会社社長の「登記されていないことの証明書」の取得のために法務局へ。ん?登記されていない・・・??
建設業許可申請の添付書類である「登記されていないことの証明書」の取得のため、今日の午後イチで福岡法務局へ行きました。今回申請を行うのは株式会社。
え?株式会社なら、法人の代表として社長(代表取締役)はもちろん、それ以外の役員(取締役)全員も「登記されている」はずなのに、「登記されていないことの証明書」ってどういうこと?と思われた方もいらっしゃるのかもしれません。

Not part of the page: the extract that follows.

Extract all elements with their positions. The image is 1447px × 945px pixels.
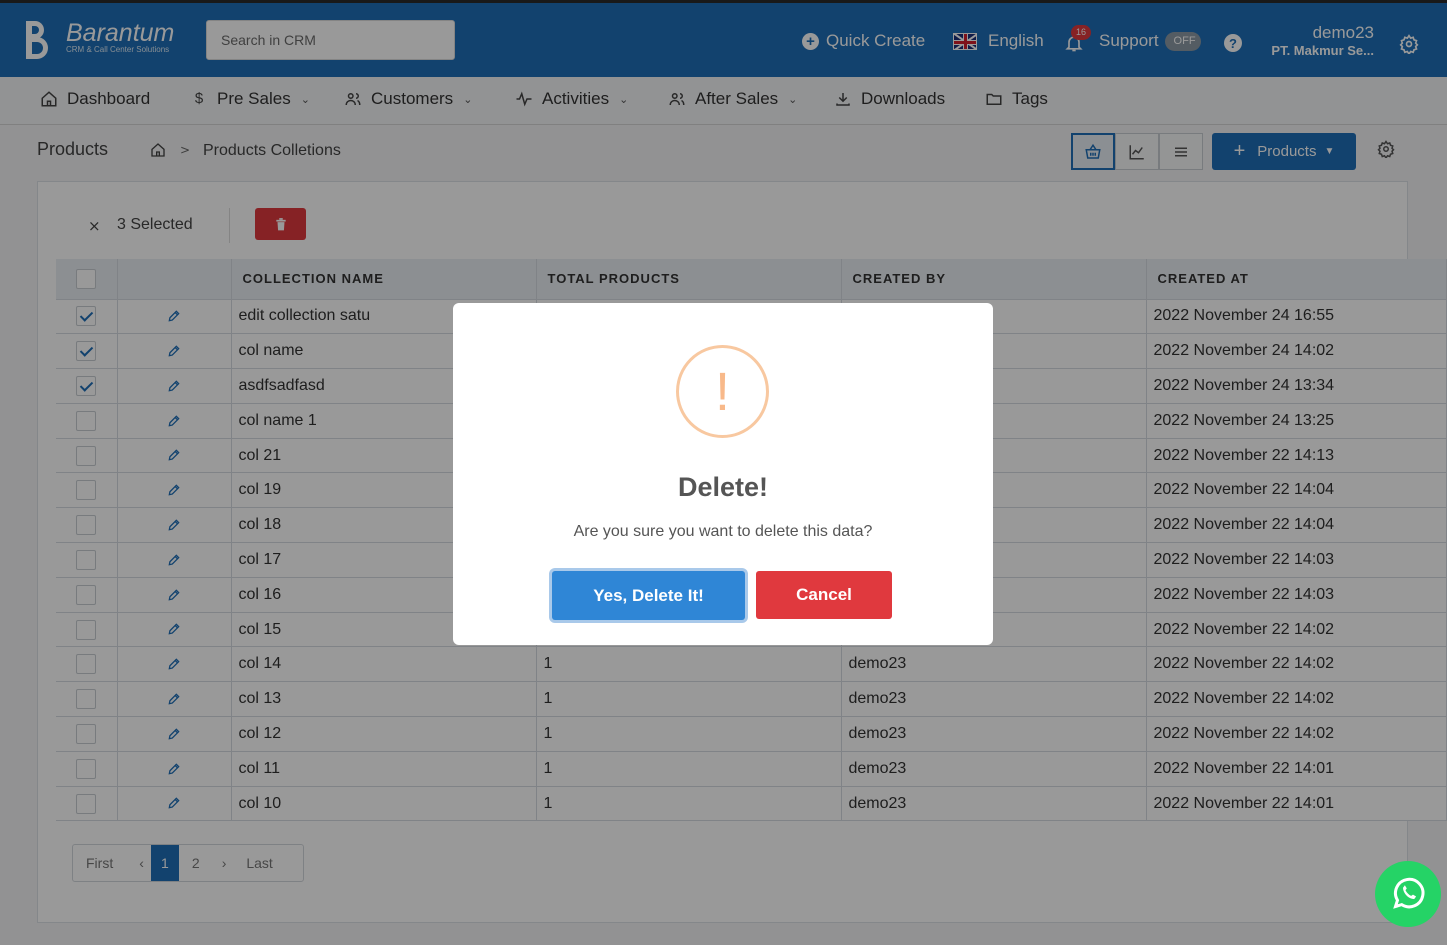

実はこの「登記されていないことの証明書」、法人の役員として登記されていない、というわけではなく、対象者が民法に定める制限行為能力者(成年被後見人、被保佐人、被補助人等)として登記されていないということを証明するための書面です。
なぜこの書面が建設業許可申請の添付書類として必要なのか。建設業法第8条及び同法施行規則第8条の2に以下のように定めがあります(e-Gov法令検索より)。
建設業法(昭和二十四年法律第百号)
第八条 国土交通大臣又は都道府県知事は、許可を受けようとする者が次の各号のいずれか(許可の更新を受けようとする者にあつては、第一号又は第七号から第十四号までのいずれか)に該当するとき、又は許可申請書若しくはその添付書類中に重要な事項について虚偽の記載があり、若しくは重要な事実の記載が欠けているときは、許可をしてはならない。
一~九 省略
十 心身の故障により建設業を適正に営むことができない者として国土交通省令で定めるもの
十一~十四 省略
建設業法施行規則(昭和二十四年建設省令第十四号
(心身の故障により建設業を適正に営むことができない者)
第八条の二 法第八条第十号の国土交通省令で定める者は、精神の機能の障害により建設業を適正に営むに当たつて必要な認知、判断及び意思疎通を適切に行うことができない者とする。
上記に該当する場合には許可を受けることができない、いわゆる欠格要件(欠格事由)というやつですね。登記されていないことの証明書は申請者がこの建設業法第8条及び同法施行規則第8条の2に該当していないということを証明するための書面の1つ(もう一つに市町村長発行の身分証明書という書面があります。)です。
申請窓口は東京法務局後見登録課又は全国の法務局、地方法務局の本局(支局や出張所には窓口がありません)の戸籍課です。福岡法務局(本局)の場合は、1階の証明書発行窓口と供託課のあいだの道の奥にあります。
取得した資格の登録をして有資格者として事業を行う場合や、許認可申請を行う場合くらいにしか必要のない、一般の方が普段の生活で目にすることはほぼないと言っていい書面です。